Injuries that involve the musculoskeletal are seen often in family practice offices and there are several joint disorders pertaining to the knee among them. This is because the knee is the body's largest joint and its open location makes it especially susceptible to being injured during athletic events. Historically the biggest parts of managing a knee injury have always been building flexibility, strength and pain management techniques, but now knee braces have been becoming more popular. Knee braces are being used as adjuncts, both for therapeutic and preventive measures.
The American Academy of Orthopedic Surgeons outlines the three different types of knee braces that are most often used. First, there are prophylactic braces that are used to assist in the prevention and reduction of injuries that can be obtained during contact sports. Second, functional braces that are used to give knees that are unstable support. Third, patellofemoral braces that were created to give relief to anterior knee pain and help the patellar tracking. While knee braces are believed to lower the chances of an injury occurring to the knee, the debate is still open on just how effective they really are.

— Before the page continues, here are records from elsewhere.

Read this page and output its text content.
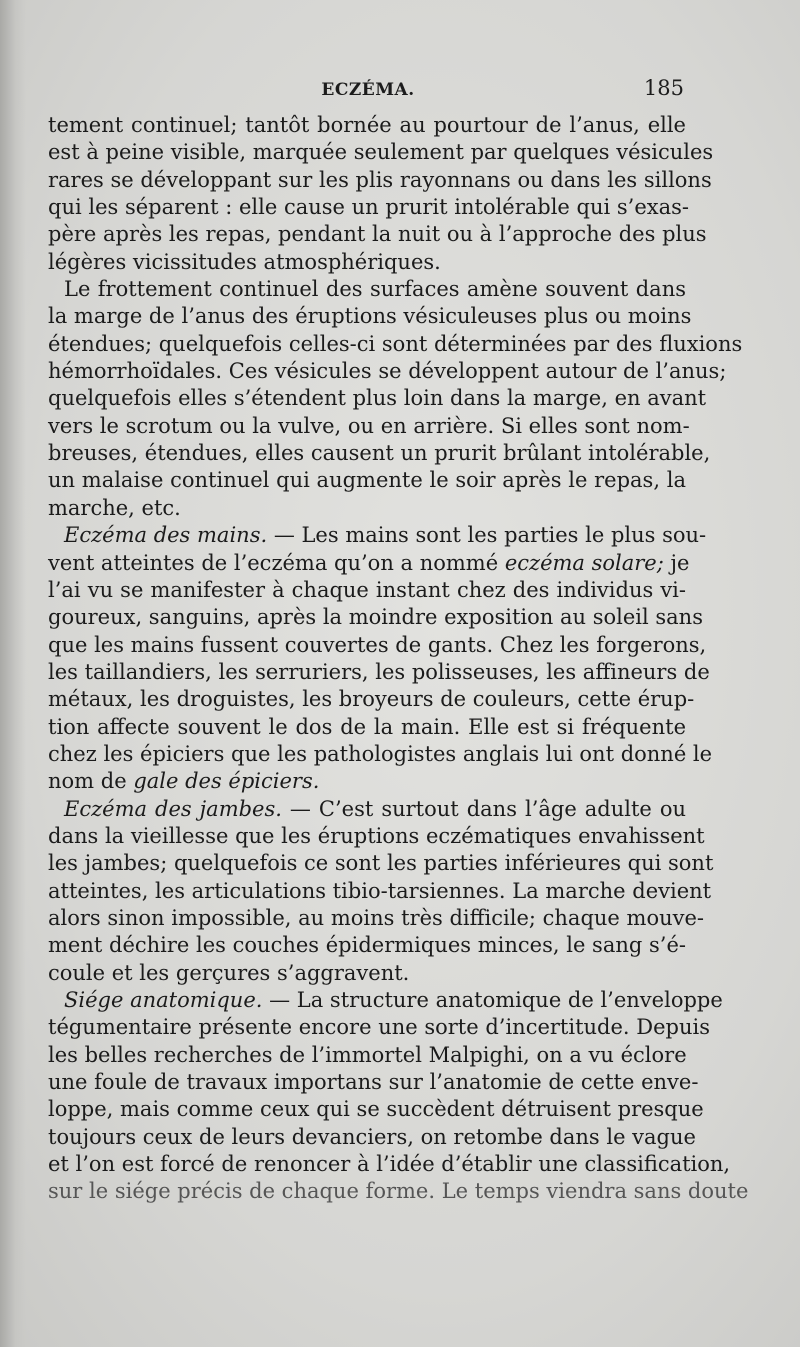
ECZÉMA.	185
tement continuel; tantôt bornée au pourtour de l’anus, elle
est à peine visible, marquée seulement par quelques vésicules
rares se développant sur les plis rayonnans ou dans les sillons
qui les séparent : elle cause un prurit intolérable qui s’exas-
père après les repas, pendant la nuit ou à l’approche des plus
légères vicissitudes atmosphériques.
Le frottement continuel des surfaces amène souvent dans
la marge de l’anus des éruptions vésiculeuses plus ou moins
étendues; quelquefois celles-ci sont déterminées par des fluxions
hémorrhoïdales. Ces vésicules se développent autour de l’anus;
quelquefois elles s’étendent plus loin dans la marge, en avant
vers le scrotum ou la vulve, ou en arrière. Si elles sont nom-
breuses, étendues, elles causent un prurit brûlant intolérable,
un malaise continuel qui augmente le soir après le repas, la
marche, etc.
Eczéma des mains. — Les mains sont les parties le plus sou-
vent atteintes de l’eczéma qu’on a nommé eczéma solare; je
l’ai vu se manifester à chaque instant chez des individus vi-
goureux, sanguins, après la moindre exposition au soleil sans
que les mains fussent couvertes de gants. Chez les forgerons,
les taillandiers, les serruriers, les polisseuses, les affineurs de
métaux, les droguistes, les broyeurs de couleurs, cette érup-
tion affecte souvent le dos de la main. Elle est si fréquente
chez les épiciers que les pathologistes anglais lui ont donné le
nom de gale des épiciers.
Eczéma des jambes. — C’est surtout dans l’âge adulte ou
dans la vieillesse que les éruptions eczématiques envahissent
les jambes; quelquefois ce sont les parties inférieures qui sont
atteintes, les articulations tibio-tarsiennes. La marche devient
alors sinon impossible, au moins très difficile; chaque mouve-
ment déchire les couches épidermiques minces, le sang s’é-
coule et les gerçures s’aggravent.
Siége anatomique. — La structure anatomique de l’enveloppe
tégumentaire présente encore une sorte d’incertitude. Depuis
les belles recherches de l’immortel Malpighi, on a vu éclore
une foule de travaux importans sur l’anatomie de cette enve-
loppe, mais comme ceux qui se succèdent détruisent presque
toujours ceux de leurs devanciers, on retombe dans le vague
et l’on est forcé de renoncer à l’idée d’établir une classification,
sur le siége précis de chaque forme. Le temps viendra sans doute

Prophylactic knee braces were first tested in the NFL with great success. This lead to athletes in other sports asking how they could obtain these knee braces to help protect their knees. The prophylactic knee brace was originally designed to give protection to the medial collateral ligament, or MCL, and to give support to other important ligaments. As their effectiveness has come into question, their popularity as gone down. Many feeling they are simply not worth their cost.

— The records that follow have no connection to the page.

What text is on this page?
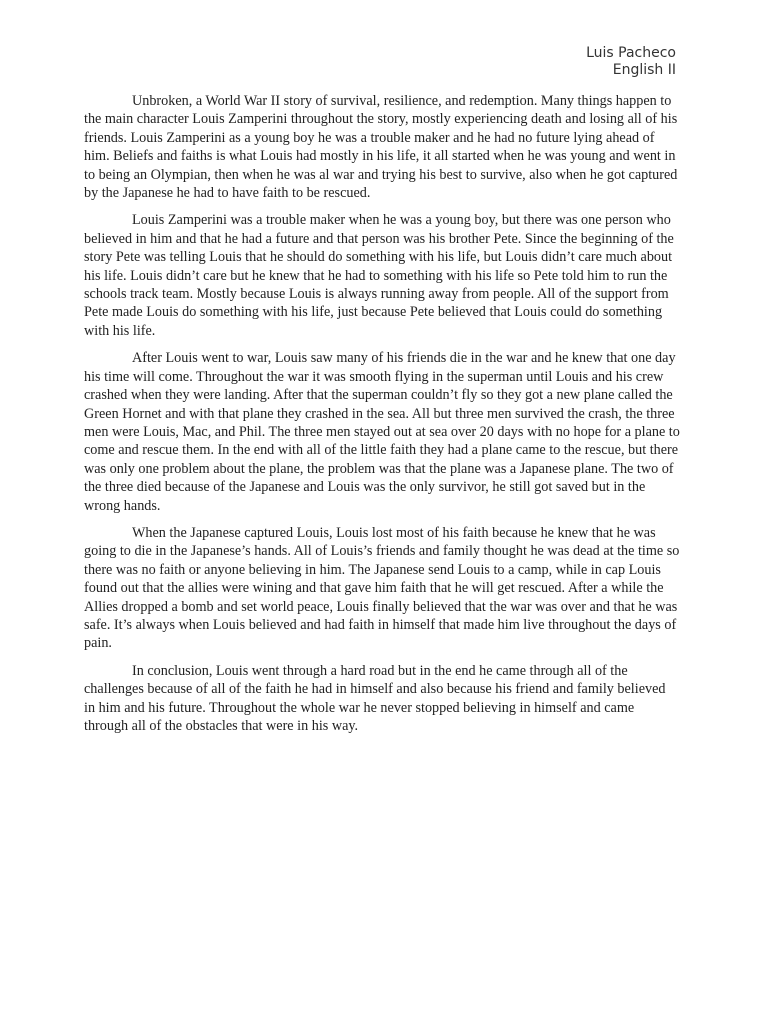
Luis Pacheco
English II

Unbroken, a World War II story of survival, resilience, and redemption. Many things happen to the main character Louis Zamperini throughout the story, mostly experiencing death and losing all of his friends. Louis Zamperini as a young boy he was a trouble maker and he had no future lying ahead of him. Beliefs and faiths is what Louis had mostly in his life, it all started when he was young and went in to being an Olympian, then when he was al war and trying his best to survive, also when he got captured by the Japanese he had to have faith to be rescued.

Louis Zamperini was a trouble maker when he was a young boy, but there was one person who believed in him and that he had a future and that person was his brother Pete. Since the beginning of the story Pete was telling Louis that he should do something with his life, but Louis didn’t care much about his life. Louis didn’t care but he knew that he had to something with his life so Pete told him to run the schools track team. Mostly because Louis is always running away from people. All of the support from Pete made Louis do something with his life, just because Pete believed that Louis could do something with his life.

After Louis went to war, Louis saw many of his friends die in the war and he knew that one day his time will come. Throughout the war it was smooth flying in the superman until Louis and his crew crashed when they were landing. After that the superman couldn’t fly so they got a new plane called the Green Hornet and with that plane they crashed in the sea. All but three men survived the crash, the three men were Louis, Mac, and Phil. The three men stayed out at sea over 20 days with no hope for a plane to come and rescue them. In the end with all of the little faith they had a plane came to the rescue, but there was only one problem about the plane, the problem was that the plane was a Japanese plane. The two of the three died because of the Japanese and Louis was the only survivor, he still got saved but in the wrong hands.

When the Japanese captured Louis, Louis lost most of his faith because he knew that he was going to die in the Japanese’s hands. All of Louis’s friends and family thought he was dead at the time so there was no faith or anyone believing in him. The Japanese send Louis to a camp, while in cap Louis found out that the allies were wining and that gave him faith that he will get rescued. After a while the Allies dropped a bomb and set world peace, Louis finally believed that the war was over and that he was safe. It’s always when Louis believed and had faith in himself that made him live throughout the days of pain.

In conclusion, Louis went through a hard road but in the end he came through all of the challenges because of all of the faith he had in himself and also because his friend and family believed in him and his future. Throughout the whole war he never stopped believing in himself and came through all of the obstacles that were in his way.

The American Academy of Pediatrics as well as the American Academy of Orthopedic Surgeons have both come the same conclusion regarding the prophylactic knee brace. Both organizations feel the evidence to support the theory that the knee brace reduces the severity or chance of a knee injuries involving the ligaments is lacking. While the knee brace can give a personal sense of safety, in the end it may be unable to give the MCL protection when there is a lateral hit. Research has shown that the most powerful tool in the prevention of injury to the MCL is strength training. Also, studies that are better designed will be needed to show how the prophylactic knee brace can play a significant role in injury reduction.
Joe Namath started the trend among football players using functional knee braces after he used one to during a successful comeback after an injury to his knee. Functional braces are made to keep the instability of the knee to a minimum after the knee has sustained an ACL (anterior cruciate ligament) injury. A functional brace was also designed to keep the knee from having further injury. Initially this knee brace was designed for athletes who have had unstable knee joints and whose sports require them to make direction changes rapidly. Recently, functional knee braces are also suggested to be used after surgery to reconstruct the knee to lessen an ACL graft strain.
Functional knee braces have shown themselves to be effective as part of rehabilitation and treatment for knee ligament instability. They give the knee more control over the anterposterior joint translation and external knee rotation. They also offer some protection during the rehabilitation of muscle after an ACL reconstruction. Functional braces need to be used in conjunction with modification to activities and flexibility training to be really effective.
One of the most common knee disorders that is seen through all ages is anterior knee pain that is usually caused by an injury or a breakdown of the patellofemoral joint. This issue is what the patellofemoral brace was designed to help. It works by supporting the joint and maintaining its alignment, which lowers the amount of knee pain. They have become very popular due to their low expense, availability, and widespread use. In the end, however, many of the claims of effectiveness that the makers of patellofemoral braces make are not valid.
Patellofemoral braces are a low cost part of therapy for anterior knee pain, although how much they help is subjective. How they work exactly is still not completely clear, but they do seam to make patellar tracking better when faced with a medially directed force. Other factors that effect their usefulness are going to be temperature changes, feedback from the neural-sensory region of the brain, and circulation to the knee. They should always be used with other types of rehabilitation such as flexibility and strength training.